Secondo la capogruppo, “l’assessore Buffolo ha utilizzato la Sala Delaini, spazio istituzionale del Comune di Verona, per convocare una conferenza stampa di presentazione del Comitato per il NO al referendum di marzo, piegando strutture pubbliche a un’iniziativa politica di parte”. Un comportamento che, a suo giudizio, costituirebbe una palese violazione della normativa sulla comunicazione istituzionale in periodo referendario.
Il richiamo alla legge
Bisinella richiama la circolare n. 1/2026 del 16 gennaio 2026 del Ministero dell’Interno, che ribadisce quanto previsto dall’art. 9, comma 1, della legge 22 febbraio 2000 n. 28: dalla convocazione dei comizi referendari e fino alla chiusura delle operazioni di voto, è vietata qualsiasi attività di comunicazione istituzionale, salvo quelle impersonali e strettamente indispensabili allo svolgimento delle funzioni dell’ente.

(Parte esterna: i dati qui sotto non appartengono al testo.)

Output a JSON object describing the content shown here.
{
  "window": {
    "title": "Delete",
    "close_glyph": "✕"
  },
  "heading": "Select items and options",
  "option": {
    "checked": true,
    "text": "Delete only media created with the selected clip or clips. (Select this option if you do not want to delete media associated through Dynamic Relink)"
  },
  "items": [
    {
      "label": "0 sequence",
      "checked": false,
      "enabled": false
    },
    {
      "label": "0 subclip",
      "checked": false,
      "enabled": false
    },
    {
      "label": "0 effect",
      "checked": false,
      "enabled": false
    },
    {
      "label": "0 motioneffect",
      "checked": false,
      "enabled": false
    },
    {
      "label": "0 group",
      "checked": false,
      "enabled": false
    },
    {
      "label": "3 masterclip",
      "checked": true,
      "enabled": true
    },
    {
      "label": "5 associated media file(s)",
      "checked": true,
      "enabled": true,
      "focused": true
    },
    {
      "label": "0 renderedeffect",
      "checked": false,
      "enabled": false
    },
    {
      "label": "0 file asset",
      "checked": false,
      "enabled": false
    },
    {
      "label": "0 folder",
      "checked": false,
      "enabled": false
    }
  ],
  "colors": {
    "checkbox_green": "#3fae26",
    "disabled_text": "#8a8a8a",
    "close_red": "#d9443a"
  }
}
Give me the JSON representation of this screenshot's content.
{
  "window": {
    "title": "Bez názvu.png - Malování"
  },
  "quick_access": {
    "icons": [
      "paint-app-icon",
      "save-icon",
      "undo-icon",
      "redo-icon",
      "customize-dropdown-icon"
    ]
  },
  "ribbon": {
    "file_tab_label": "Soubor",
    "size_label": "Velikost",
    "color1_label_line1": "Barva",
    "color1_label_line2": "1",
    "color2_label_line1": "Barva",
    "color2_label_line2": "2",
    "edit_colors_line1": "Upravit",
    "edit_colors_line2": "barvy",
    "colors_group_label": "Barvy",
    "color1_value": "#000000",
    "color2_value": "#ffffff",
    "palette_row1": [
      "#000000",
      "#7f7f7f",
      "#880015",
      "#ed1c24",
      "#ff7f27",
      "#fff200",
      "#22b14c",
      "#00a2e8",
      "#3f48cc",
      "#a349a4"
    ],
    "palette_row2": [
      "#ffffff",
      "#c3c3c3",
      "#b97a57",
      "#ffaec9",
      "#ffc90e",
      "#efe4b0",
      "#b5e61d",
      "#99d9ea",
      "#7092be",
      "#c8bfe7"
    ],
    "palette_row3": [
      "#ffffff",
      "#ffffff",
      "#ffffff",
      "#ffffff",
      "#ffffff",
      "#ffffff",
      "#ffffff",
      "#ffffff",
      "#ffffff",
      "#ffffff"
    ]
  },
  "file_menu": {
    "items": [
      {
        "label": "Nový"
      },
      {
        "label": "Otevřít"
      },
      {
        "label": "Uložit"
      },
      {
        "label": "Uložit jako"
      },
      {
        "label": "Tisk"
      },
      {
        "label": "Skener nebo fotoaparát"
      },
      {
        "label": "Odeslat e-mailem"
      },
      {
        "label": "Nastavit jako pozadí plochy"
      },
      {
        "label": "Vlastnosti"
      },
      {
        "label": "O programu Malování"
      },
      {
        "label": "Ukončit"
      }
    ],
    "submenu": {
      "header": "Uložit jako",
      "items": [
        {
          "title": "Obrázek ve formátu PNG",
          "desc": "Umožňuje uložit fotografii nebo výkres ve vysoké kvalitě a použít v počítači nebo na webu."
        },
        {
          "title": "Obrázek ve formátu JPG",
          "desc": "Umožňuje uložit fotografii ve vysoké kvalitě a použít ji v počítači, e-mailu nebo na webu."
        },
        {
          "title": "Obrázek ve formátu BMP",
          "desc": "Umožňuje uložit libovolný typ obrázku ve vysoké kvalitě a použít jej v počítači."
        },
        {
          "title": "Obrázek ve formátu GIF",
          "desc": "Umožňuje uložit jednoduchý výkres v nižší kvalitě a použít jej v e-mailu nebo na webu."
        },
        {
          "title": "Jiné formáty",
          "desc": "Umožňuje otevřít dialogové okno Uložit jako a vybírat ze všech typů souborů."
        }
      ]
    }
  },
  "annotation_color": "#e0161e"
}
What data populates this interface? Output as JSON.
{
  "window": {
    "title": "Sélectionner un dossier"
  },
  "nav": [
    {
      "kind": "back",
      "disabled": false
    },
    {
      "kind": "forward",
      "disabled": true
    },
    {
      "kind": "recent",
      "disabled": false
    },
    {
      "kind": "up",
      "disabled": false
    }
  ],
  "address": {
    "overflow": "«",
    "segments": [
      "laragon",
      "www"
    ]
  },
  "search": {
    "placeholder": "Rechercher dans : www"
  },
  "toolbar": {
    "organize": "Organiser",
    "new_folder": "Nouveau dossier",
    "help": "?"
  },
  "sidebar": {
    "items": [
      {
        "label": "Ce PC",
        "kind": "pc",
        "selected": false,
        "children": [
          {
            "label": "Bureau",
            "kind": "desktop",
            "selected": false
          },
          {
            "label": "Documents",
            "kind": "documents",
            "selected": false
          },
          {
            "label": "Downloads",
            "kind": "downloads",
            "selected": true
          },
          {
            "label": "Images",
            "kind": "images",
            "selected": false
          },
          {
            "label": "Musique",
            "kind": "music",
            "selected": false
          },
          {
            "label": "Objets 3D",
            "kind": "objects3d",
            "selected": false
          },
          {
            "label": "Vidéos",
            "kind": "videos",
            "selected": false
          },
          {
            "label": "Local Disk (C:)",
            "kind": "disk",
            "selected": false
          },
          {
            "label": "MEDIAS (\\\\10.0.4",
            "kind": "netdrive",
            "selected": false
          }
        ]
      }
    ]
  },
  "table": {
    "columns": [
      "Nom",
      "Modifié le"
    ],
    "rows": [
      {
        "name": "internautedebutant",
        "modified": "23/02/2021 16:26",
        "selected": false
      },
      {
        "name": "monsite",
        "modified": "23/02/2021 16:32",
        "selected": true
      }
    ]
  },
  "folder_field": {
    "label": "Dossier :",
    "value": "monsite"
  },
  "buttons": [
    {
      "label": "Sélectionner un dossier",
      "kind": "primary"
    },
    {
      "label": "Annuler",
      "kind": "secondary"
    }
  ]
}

“Qui non siamo di fronte a un’interpretazione discutibile della norma, ma a una violazione diretta e consapevole della stessa”, sottolinea la capogruppo di Fare con Tosi.
Il metodo e il ruolo degli uffici
A rendere l’episodio ancora più grave, secondo Bisinella, sarebbe il metodo adottato. Nella richiesta di concessione della sala, l’assessore Buffolo non avrebbe indicato l’oggetto reale dell’iniziativa, omettendo informazioni essenziali e inducendo in errore gli uffici comunali.
“Questo comportamento non è una svista, ma un atto doloso che mina il rapporto di correttezza e lealtà tra amministratori e struttura comunale”, accusa la capogruppo.
Il nodo della Memoria
Alla vicenda si aggiunge un ulteriore elemento di scontro politico e istituzionale. Bisinella critica anche la scelta dell’assessore Buffolo di non partecipare alla seduta aperta del Consiglio comunale per il Giorno della Memoria e alle iniziative ufficiali sulla Shoah, nonostante la delega alla Memoria storica e ai diritti umani.
“La Shoah non è terreno di militanza ideologica né materia opinabile. È un fondamento della memoria civile europea e universale”, afferma Bisinella, definendo l’assenza “una mancanza gravissima, ancora più inaccettabile da parte di chi detiene una delega specifica su questi temi”.
La richiesta di dimissioni
“Questi fatti delineano un quadro di reiterata inadeguatezza istituzionale. Per questo riteniamo che l’assessore Buffolo non abbia più l’autorevolezza né la credibilità per ricoprire il proprio incarico”, conclude Bisinella.